Poirot se volvió hacia mí.
—Otra coincidencia gigantesque —comentó—. Harriet Sippel, Ida Gransbury y Richard Negus llegan al hotel el mismo día, la víspera de ser asesinados. Al día siguiente, el de su asesinato, los tres piden cenar en su habitación exactamente a las siete y cuarto. ¿No le parece muy poco probable?
—Poirot, no tiene sentido debatir el grado de probabilidad de un hecho que sabemos que sucedió.
—Non. Pero tiene sentido asegurarnos de que sucedió tal como nos lo han contado. Monsieur Lazzari, estoy seguro de que habrá en su hotel por lo menos un salón de grandes dimensiones. Reúna por favor a todos sus empleados allí, para que pueda hablar con ellos a la mayor brevedad. Mientras usted se ocupa de este asunto, el señor Catchpool y yo comenzaremos la inspección de las habitaciones de las tres víctimas.
—Sí, y será mejor que nos demos prisa, antes de que vengan a levantar los cadáveres —dije yo—. En circunstancias normales, ya se los habrían llevado.
No mencioné que el retraso se debía, en ese caso, a mi negligencia en el desempeño de mis obligaciones. La noche anterior, en mi precipitación por poner distancia entre el hotel Bloxham y mi persona, y en mi afán por dirigir mis pensamientos hacia cualquier cosa más agradable que los tres asesinatos, había descuidado los arreglos necesarios.
Esperaba que Poirot se comportara con menos frialdad cuando Lazzari se hubiera marchado, pero su actitud severa no experimentó ningún cambio. Me di cuenta de que quizá fuera esa su forma habitual de trabajar, lo que no dejaba de tener sus bemoles, ya que el trabajo era mío y no suyo, y su actitud no contribuía precisamente a levantarme el ánimo.
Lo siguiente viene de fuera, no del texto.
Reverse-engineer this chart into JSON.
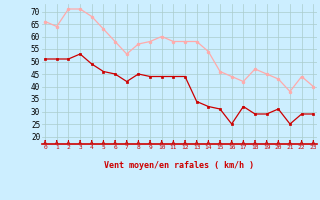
{
  "x": [
    0,
    1,
    2,
    3,
    4,
    5,
    6,
    7,
    8,
    9,
    10,
    11,
    12,
    13,
    14,
    15,
    16,
    17,
    18,
    19,
    20,
    21,
    22,
    23
  ],
  "wind_mean": [
    51,
    51,
    51,
    53,
    49,
    46,
    45,
    42,
    45,
    44,
    44,
    44,
    44,
    34,
    32,
    31,
    25,
    32,
    29,
    29,
    31,
    25,
    29,
    29
  ],
  "wind_gust": [
    66,
    64,
    71,
    71,
    68,
    63,
    58,
    53,
    57,
    58,
    60,
    58,
    58,
    58,
    54,
    46,
    44,
    42,
    47,
    45,
    43,
    38,
    44,
    40
  ],
  "mean_color": "#cc0000",
  "gust_color": "#ffaaaa",
  "bg_color": "#cceeff",
  "grid_color": "#aacccc",
  "xlabel": "Vent moyen/en rafales ( km/h )",
  "ylabel_ticks": [
    20,
    25,
    30,
    35,
    40,
    45,
    50,
    55,
    60,
    65,
    70
  ],
  "ylim": [
    17,
    73
  ],
  "xlim": [
    -0.3,
    23.3
  ],
  "tick_color": "#cc0000",
  "label_color": "#cc0000"
}
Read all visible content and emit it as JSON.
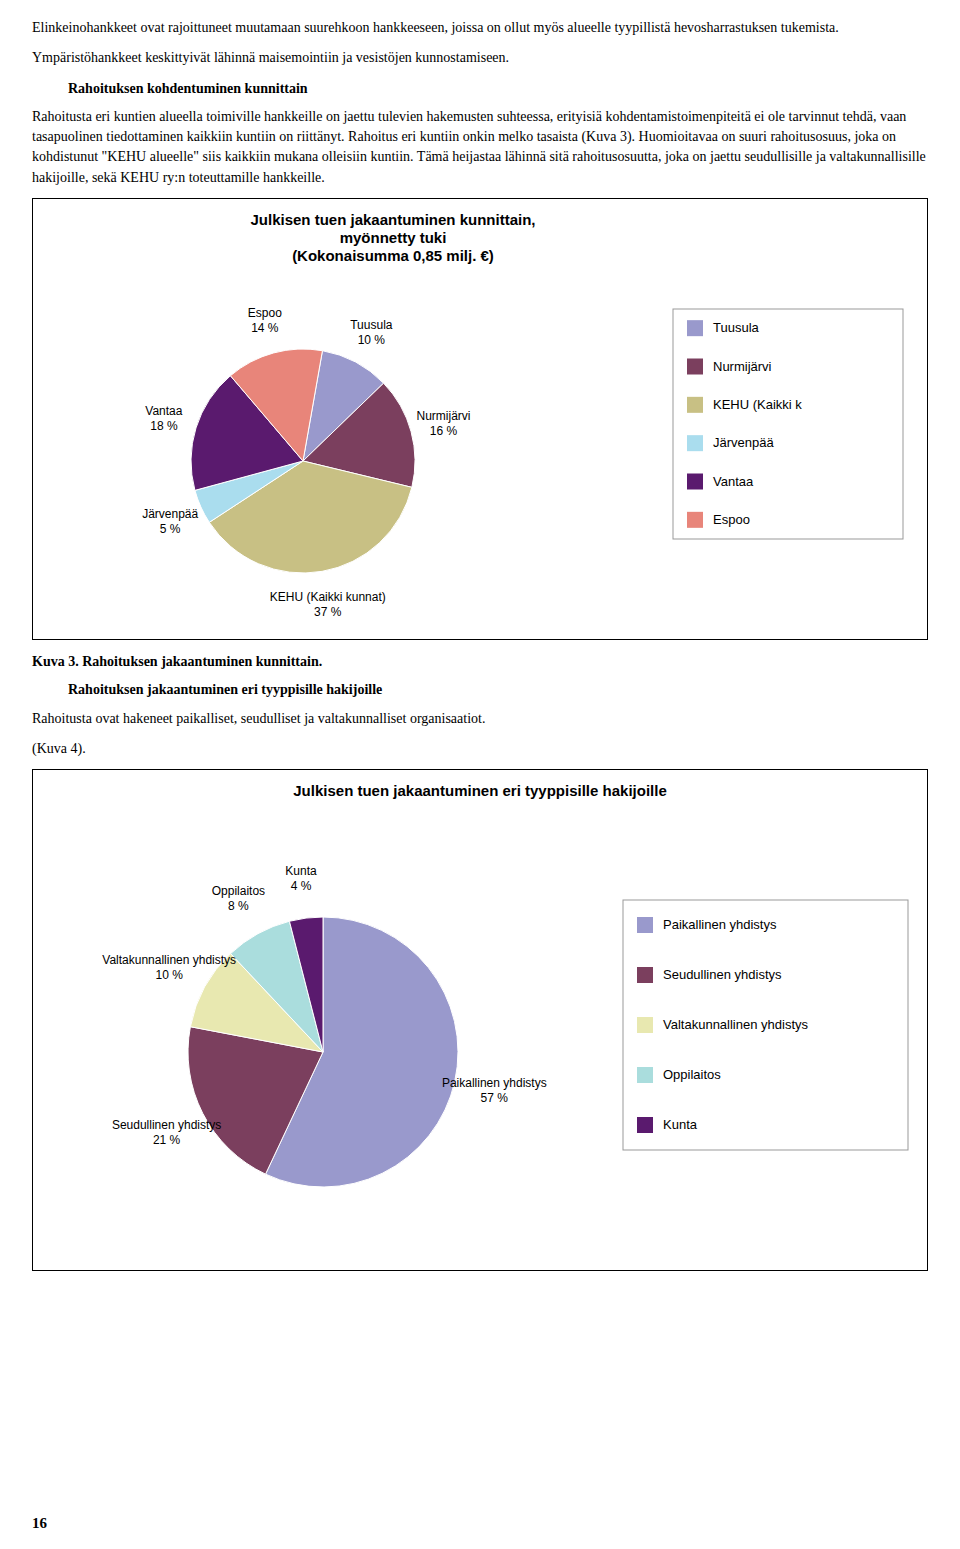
{
  "intro_text": [
    {
      "type": "paragraph",
      "text": "Elinkeinohankkeet ovat rajoittuneet muutamaan suurehkoon hankkeeseen, joissa on ollut myös alueelle tyypillistä hevosharrastuksen tukemista."
    },
    {
      "type": "paragraph",
      "text": "Ympäristöhankkeet keskittyivät lähinnä maisemointiin ja vesistöjen kunnostamiseen."
    },
    {
      "type": "heading",
      "text": "Rahoituksen kohdentuminen kunnittain"
    },
    {
      "type": "paragraph",
      "text": "Rahoitusta eri kuntien alueella toimiville hankkeille on jaettu tulevien hakemusten suhteessa, erityisiä kohdentamistoimenpiteitä ei ole tarvinnut tehdä, vaan tasapuolinen tiedottaminen kaikkiin kuntiin on riittänyt. Rahoitus eri kuntiin onkin melko tasaista (Kuva 3). Huomioitavaa on suuri rahoitusosuus, joka on kohdistunut \"KEHU alueelle\" siis kaikkiin mukana olleisiin kuntiin. Tämä heijastaa lähinnä sitä rahoitusosuutta, joka on jaettu seudullisille ja valtakunnallisille hakijoille, sekä KEHU ry:n toteuttamille hankkeille."
    }
  ],
  "middle_text": [
    {
      "type": "caption",
      "text": "Kuva 3. Rahoituksen jakaantuminen kunnittain."
    },
    {
      "type": "heading",
      "text": "Rahoituksen jakaantuminen eri tyyppisille hakijoille"
    },
    {
      "type": "paragraph",
      "text": "Rahoitusta ovat hakeneet paikalliset, seudulliset ja valtakunnalliset organisaatiot."
    },
    {
      "type": "paragraph",
      "text": "(Kuva 4)."
    }
  ],
  "page_number": "16",
  "chart_data": [
    {
      "type": "pie",
      "title": "Julkisen tuen jakaantuminen kunnittain,\nmyönnetty tuki\n(Kokonaisumma 0,85 milj. €)",
      "categories": [
        "Tuusula",
        "Nurmijärvi",
        "KEHU (Kaikki kunnat)",
        "Järvenpää",
        "Vantaa",
        "Espoo"
      ],
      "values": [
        10,
        16,
        37,
        5,
        18,
        14
      ],
      "value_labels": [
        "10 %",
        "16 %",
        "37 %",
        "5 %",
        "18 %",
        "14 %"
      ],
      "data_labels": true,
      "colors": [
        "#9999cc",
        "#7b3f5e",
        "#c8c084",
        "#aaddee",
        "#5a1a6e",
        "#e8857a"
      ],
      "legend": "right",
      "legend_labels": [
        "Tuusula",
        "Nurmijärvi",
        "KEHU (Kaikki k",
        "Järvenpää",
        "Vantaa",
        "Espoo"
      ]
    },
    {
      "type": "pie",
      "title": "Julkisen tuen jakaantuminen eri tyyppisille hakijoille",
      "categories": [
        "Paikallinen yhdistys",
        "Seudullinen yhdistys",
        "Valtakunnallinen yhdistys",
        "Oppilaitos",
        "Kunta"
      ],
      "values": [
        57,
        21,
        10,
        8,
        4
      ],
      "value_labels": [
        "57 %",
        "21 %",
        "10 %",
        "8 %",
        "4 %"
      ],
      "data_labels": true,
      "colors": [
        "#9999cc",
        "#7b3f5e",
        "#e8e8b0",
        "#aadddd",
        "#5a1a6e"
      ],
      "legend": "right",
      "legend_labels": [
        "Paikallinen yhdistys",
        "Seudullinen yhdistys",
        "Valtakunnallinen yhdistys",
        "Oppilaitos",
        "Kunta"
      ]
    }
  ]
}
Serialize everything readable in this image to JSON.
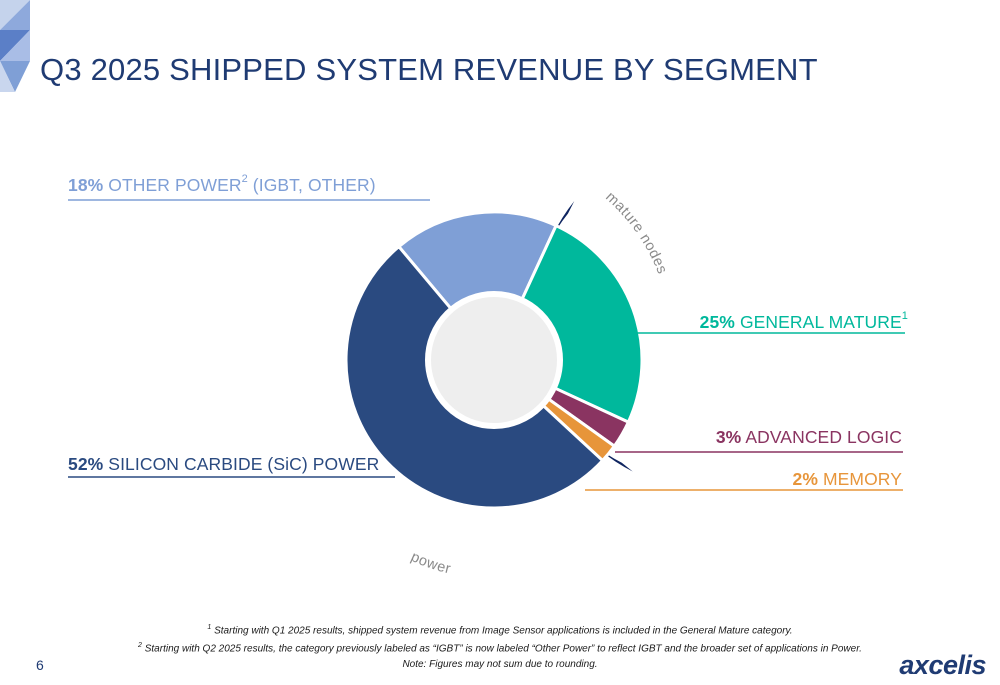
{
  "title": "Q3 2025 SHIPPED SYSTEM REVENUE BY SEGMENT",
  "chart_data": {
    "type": "pie",
    "variant": "donut",
    "categories": [
      "Other Power (IGBT, Other)",
      "General Mature",
      "Advanced Logic",
      "Memory",
      "Silicon Carbide (SiC) Power"
    ],
    "values": [
      18,
      25,
      3,
      2,
      52
    ],
    "slices": [
      {
        "pct": "18%",
        "name": "OTHER POWER",
        "sup": "2",
        "suffix": " (IGBT, OTHER)",
        "color": "#7f9fd6"
      },
      {
        "pct": "25%",
        "name": "GENERAL MATURE",
        "sup": "1",
        "suffix": "",
        "color": "#00b89c"
      },
      {
        "pct": "3%",
        "name": "ADVANCED LOGIC",
        "sup": "",
        "suffix": "",
        "color": "#8a3461"
      },
      {
        "pct": "2%",
        "name": "MEMORY",
        "sup": "",
        "suffix": "",
        "color": "#e7953a"
      },
      {
        "pct": "52%",
        "name": "SILICON CARBIDE (SiC) POWER",
        "sup": "",
        "suffix": "",
        "color": "#2a4a80"
      }
    ],
    "groups": [
      {
        "label": "mature nodes",
        "segments": [
          1,
          2,
          3
        ]
      },
      {
        "label": "power",
        "segments": [
          0,
          4
        ]
      }
    ],
    "colors": {
      "ring_gray": "#bdbdbd",
      "ring_navy": "#0f2560",
      "hole": "#eeeeee"
    }
  },
  "footnotes": {
    "note1": {
      "sup": "1",
      "text": "Starting with Q1 2025 results, shipped system revenue from Image Sensor applications is included in the General Mature category."
    },
    "note2": {
      "sup": "2",
      "text": "Starting with Q2 2025 results, the category previously labeled as “IGBT” is now labeled “Other Power” to reflect IGBT and the broader set of applications in Power."
    },
    "note3": "Note: Figures may not sum due to rounding."
  },
  "page_number": "6",
  "logo_text": "axcelis",
  "colors": {
    "title": "#1f3b73",
    "accent": "#1f3b73"
  }
}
Yo disponía de una llave maestra y con ella fuimos a visitar las tres habitaciones, una a una. Mientras esperábamos a que se abrieran las ornamentadas puertas doradas del ascensor, Poirot me dijo:
—Espero que al menos estemos de acuerdo en una cosa: las afirmaciones de monsieur Lazzari respecto a los empleados del hotel no son fiables. Se refiere a ellos como si estuvieran por encima de toda sospecha, cuando en realidad no es así, porque ayer estaban aquí cuando se cometieron los asesinatos. La lealtad de monsieur Lazzari es loable, pero su ingenuidad también es enorme si piensa que todo el personal del hotel Bloxham está formado por des anges.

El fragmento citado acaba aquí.